About the only choices that prospective Mercedes-Benz SLR McLaren owners have to make when purchasing their new Mercedes-Benz 2008 is what colors they want for the interior and cloth top. Other than that, everything else on the Mercedes-Benz SLR McLaren is standard. Edmunds lists those standard features as including "bi-xenon HID headlights, 19-inch wheels wrapped in Michelin Pilot Sport tires...carbon fiber sport seats," and "a Bose surround-sound system with a trunk-mounted six-CD changer." Rounding out the features list for the 2008 Mercedes-Benz SLR McLaren are the "five-speed automatic transmission" and "carbon-fiber sport seats which come with interchangeable pads for customized comfort," as mentioned by ForbesAutos.

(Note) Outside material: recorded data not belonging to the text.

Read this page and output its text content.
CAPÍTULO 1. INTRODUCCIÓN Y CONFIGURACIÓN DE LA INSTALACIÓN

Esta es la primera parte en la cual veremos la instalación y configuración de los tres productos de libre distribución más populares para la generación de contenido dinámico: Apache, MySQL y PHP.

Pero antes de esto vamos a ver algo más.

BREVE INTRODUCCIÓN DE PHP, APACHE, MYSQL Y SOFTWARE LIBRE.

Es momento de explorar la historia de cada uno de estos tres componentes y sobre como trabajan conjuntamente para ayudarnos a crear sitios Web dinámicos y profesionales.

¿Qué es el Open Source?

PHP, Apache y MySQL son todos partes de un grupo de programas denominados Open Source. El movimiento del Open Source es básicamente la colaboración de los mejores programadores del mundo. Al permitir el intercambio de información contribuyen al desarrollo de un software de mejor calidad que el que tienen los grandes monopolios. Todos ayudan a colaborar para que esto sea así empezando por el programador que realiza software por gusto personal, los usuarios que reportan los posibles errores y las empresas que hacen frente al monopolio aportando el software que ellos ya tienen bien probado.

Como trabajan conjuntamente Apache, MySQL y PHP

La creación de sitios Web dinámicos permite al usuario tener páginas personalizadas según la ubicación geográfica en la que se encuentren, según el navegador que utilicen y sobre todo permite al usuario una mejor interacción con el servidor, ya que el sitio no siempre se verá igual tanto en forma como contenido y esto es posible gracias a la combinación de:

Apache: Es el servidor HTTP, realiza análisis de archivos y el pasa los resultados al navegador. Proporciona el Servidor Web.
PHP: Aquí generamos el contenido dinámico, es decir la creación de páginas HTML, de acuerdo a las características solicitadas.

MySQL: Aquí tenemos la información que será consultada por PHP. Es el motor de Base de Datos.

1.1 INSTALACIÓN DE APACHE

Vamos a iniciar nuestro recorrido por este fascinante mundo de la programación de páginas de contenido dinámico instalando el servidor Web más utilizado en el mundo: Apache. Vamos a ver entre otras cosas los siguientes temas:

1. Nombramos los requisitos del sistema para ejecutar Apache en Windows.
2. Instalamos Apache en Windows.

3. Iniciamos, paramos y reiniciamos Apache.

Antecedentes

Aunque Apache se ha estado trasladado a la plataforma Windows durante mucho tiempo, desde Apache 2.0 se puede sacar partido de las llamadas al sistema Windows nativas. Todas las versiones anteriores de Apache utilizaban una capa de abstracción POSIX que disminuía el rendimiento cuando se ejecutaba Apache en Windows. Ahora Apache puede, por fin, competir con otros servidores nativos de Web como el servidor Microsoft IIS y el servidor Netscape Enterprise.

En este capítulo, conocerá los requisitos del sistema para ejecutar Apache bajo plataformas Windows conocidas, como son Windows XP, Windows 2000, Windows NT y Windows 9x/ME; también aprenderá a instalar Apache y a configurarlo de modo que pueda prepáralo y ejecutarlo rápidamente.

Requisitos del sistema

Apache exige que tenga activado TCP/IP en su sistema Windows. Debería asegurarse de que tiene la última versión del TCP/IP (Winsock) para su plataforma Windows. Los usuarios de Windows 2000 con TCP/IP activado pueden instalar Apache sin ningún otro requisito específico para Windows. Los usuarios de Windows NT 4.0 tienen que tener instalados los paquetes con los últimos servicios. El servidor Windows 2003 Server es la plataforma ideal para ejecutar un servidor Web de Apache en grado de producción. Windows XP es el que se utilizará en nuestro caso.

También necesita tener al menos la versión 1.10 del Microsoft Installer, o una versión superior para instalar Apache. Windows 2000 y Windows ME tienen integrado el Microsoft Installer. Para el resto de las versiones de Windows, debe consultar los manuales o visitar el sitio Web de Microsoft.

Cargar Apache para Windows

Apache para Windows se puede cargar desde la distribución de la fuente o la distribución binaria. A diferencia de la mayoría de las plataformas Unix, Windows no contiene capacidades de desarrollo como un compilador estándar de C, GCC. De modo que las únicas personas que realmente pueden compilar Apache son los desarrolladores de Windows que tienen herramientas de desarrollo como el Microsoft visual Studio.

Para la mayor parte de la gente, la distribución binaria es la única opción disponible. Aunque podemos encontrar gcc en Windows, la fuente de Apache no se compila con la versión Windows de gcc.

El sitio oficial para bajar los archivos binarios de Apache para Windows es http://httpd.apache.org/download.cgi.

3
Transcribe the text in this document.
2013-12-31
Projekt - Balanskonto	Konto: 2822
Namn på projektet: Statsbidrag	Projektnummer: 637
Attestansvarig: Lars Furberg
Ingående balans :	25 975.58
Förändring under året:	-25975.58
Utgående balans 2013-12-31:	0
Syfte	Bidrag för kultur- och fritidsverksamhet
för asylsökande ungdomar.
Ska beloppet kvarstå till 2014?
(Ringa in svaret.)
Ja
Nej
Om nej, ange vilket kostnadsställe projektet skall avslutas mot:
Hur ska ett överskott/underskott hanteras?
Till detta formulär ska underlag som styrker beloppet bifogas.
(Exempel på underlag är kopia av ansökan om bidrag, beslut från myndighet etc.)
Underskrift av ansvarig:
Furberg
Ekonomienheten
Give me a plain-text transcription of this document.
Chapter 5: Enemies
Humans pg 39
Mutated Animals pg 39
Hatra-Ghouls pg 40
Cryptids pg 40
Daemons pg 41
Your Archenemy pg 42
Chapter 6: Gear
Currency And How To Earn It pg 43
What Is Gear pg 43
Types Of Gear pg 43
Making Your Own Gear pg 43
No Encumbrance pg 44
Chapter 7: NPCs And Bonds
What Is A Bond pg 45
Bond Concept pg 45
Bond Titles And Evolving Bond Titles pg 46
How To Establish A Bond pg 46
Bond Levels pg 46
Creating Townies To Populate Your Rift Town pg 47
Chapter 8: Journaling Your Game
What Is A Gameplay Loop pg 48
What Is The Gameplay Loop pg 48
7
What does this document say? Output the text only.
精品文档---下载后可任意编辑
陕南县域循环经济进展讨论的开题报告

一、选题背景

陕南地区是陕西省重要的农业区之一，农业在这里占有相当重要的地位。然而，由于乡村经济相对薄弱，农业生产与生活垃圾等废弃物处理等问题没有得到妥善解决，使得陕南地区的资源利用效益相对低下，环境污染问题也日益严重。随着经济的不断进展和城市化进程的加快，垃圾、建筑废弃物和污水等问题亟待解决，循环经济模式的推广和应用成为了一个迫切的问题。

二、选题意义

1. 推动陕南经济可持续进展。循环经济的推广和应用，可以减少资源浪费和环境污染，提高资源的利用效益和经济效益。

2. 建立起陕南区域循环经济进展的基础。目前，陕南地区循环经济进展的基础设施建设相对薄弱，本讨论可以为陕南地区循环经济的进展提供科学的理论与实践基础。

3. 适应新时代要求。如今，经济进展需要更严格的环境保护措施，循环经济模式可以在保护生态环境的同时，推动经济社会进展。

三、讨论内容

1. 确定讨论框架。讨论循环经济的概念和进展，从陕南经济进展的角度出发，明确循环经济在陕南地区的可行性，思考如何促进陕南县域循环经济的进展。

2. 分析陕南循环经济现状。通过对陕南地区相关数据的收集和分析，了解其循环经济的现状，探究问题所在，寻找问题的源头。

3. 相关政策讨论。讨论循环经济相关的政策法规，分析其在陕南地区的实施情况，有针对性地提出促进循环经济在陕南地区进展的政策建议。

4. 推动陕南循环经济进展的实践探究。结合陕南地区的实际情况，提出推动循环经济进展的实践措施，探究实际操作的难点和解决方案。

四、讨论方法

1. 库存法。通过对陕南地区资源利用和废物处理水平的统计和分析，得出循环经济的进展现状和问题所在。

Reviews read by TheCarConnection.com also frequently mentioned the dual-zone climate control on the Mercedes-Benz 2008 as one of the best-liked features.
New for 2008, the Mercedes-Benz SLR McLaren Roadster offers a retractable soft top. Edmunds notes that "unlike Mercedes' SLK and SL roadsters, the SLR features a semiautomatic soft top." While that top folds neatly away in about 10 seconds, many reviews read by TheCarConnection.com disapproved of the need to manually unlatch the roof of the 2008 Mercedes-Benz SLR McLaren before the automatic folding could take place. This top nicely complements the car's styling, but as mentioned earlier, some reviewers find fault with its execution.